How does one change? I’ve spent a lot of time thinking about this, trying different recipes, throwing out what didn’t work, expanding on what did. For a period of time in my life, I had a lot of “thinking” time on my hands, and many opportunities to see people successfully changing, resisting change, not wanting to change, and failing at change. I saw people make changes, only to fall back into unwanted behaviors, and old, hard-to-break habits.
After time, I was able to get to the heart of the matter, the way that I was able to observe making long lasting changes. This led me to the creation of a model for change that I saw people using without realizing it, and that I have used successfully to make positive changes in my life, and to analyze when I wasn’t successful at making changes.
I change when I become A.W.A.R.E. That’s the name of the model. A.W.A.R.E. What does it mean?
A = Acknowledgment. I see that something needs to change and I acknowledge it. I recognize it and own it as mine.
W = Willingness. I decide that I am willing to change that which I recognize as needing change.
A = Ability. I recognize that what needs to change is based on an old way of looking at something (a paradigm) or of doing something (a habit) and I acquire the ability to do it differently, or to not do it. In other words, I acquire the ability to change. This could take me an hour, a day, even weeks. It might even involve engaging someone to help me through the change, research how to do it differently, or avoid doing it at all.

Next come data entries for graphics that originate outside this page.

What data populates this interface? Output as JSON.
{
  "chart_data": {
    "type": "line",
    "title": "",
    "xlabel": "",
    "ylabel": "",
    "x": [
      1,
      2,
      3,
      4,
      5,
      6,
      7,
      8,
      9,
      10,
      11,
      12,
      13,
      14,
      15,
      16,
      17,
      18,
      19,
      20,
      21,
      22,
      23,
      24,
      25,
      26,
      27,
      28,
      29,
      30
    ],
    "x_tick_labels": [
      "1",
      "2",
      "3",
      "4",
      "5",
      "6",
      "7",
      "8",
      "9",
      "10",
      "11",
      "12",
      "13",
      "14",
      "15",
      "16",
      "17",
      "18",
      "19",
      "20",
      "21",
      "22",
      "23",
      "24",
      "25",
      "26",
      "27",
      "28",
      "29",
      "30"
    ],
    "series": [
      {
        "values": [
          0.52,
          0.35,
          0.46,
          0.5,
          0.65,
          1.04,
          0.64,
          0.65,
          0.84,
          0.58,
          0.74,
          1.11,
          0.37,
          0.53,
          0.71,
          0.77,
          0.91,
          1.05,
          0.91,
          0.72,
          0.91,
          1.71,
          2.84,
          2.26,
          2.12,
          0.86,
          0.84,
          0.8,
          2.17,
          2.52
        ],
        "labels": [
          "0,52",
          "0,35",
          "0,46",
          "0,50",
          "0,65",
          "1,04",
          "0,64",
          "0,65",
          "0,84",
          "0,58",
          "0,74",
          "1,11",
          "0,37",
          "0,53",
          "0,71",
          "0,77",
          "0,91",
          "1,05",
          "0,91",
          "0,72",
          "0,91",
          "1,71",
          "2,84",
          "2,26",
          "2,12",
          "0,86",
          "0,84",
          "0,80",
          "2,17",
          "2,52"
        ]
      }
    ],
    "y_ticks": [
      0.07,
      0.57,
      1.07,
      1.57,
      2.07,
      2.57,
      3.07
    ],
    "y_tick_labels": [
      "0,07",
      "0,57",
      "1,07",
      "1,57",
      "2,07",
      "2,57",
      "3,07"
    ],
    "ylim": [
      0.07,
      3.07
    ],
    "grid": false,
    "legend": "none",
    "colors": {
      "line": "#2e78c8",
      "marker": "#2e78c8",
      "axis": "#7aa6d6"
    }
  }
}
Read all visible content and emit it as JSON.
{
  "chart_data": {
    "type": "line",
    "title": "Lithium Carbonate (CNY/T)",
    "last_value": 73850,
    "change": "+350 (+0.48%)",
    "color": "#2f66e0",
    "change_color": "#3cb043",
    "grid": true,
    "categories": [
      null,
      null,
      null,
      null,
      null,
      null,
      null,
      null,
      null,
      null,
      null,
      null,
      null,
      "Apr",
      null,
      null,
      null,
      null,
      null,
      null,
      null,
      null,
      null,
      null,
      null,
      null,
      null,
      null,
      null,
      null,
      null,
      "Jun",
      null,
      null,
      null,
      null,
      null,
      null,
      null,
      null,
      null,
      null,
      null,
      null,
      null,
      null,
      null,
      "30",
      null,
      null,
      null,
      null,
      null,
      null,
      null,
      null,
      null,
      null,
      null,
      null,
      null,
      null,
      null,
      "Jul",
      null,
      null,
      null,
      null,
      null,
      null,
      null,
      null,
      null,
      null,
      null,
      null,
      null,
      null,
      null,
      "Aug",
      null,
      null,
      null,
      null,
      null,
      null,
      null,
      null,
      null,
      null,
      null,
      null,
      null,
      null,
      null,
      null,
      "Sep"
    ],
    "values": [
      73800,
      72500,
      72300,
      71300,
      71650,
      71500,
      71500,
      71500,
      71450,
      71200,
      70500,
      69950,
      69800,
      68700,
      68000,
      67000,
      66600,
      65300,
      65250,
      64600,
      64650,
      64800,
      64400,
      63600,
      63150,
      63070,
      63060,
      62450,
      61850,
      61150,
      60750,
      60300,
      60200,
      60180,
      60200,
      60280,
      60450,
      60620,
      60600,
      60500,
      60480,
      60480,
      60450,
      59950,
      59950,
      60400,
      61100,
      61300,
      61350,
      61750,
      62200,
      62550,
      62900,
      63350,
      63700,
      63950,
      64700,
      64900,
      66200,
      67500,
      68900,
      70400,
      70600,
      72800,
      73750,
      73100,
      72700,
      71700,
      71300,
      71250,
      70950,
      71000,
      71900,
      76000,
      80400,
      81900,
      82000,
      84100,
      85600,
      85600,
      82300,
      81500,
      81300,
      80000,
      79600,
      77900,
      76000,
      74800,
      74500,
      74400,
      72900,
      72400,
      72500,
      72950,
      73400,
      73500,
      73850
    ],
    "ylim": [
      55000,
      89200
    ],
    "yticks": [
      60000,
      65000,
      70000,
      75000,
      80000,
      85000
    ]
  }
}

R = Resistance. I realize that there is resistance to change and I work through how to break through that resistance. I also develop a resistance to fall back into the old way, the old habit.
E – Enablement. Making a change permanent requires practicing it, repeating it until the skill is mastered and becomes part of me. The key is to be able to own the new skill, to make it an integral part of me, so that I don’t even have to think about it, I “Nike” it (Just Do It!).
So, there it is, a simple model, but one that has worked for me.
Now, you are probably saying to yourself, “Easy to describe, hard to do”. And I totally agree. There is a lot of detail and hard work behind the model, which is really the important part that makes the change happen.
I’ll be digging deeper into the model in future posts. I’ll be sharing the details behind what makes the model tick. For example, the ability to make a change, involves a significant level of effort, including training, coaching, mentoring, and other techniques. We will be diving in to that and more in the future.
For now, this is how I have successfully brought about lasting change, in many areas of my life. I continue to use this model on new opportunities for change as well.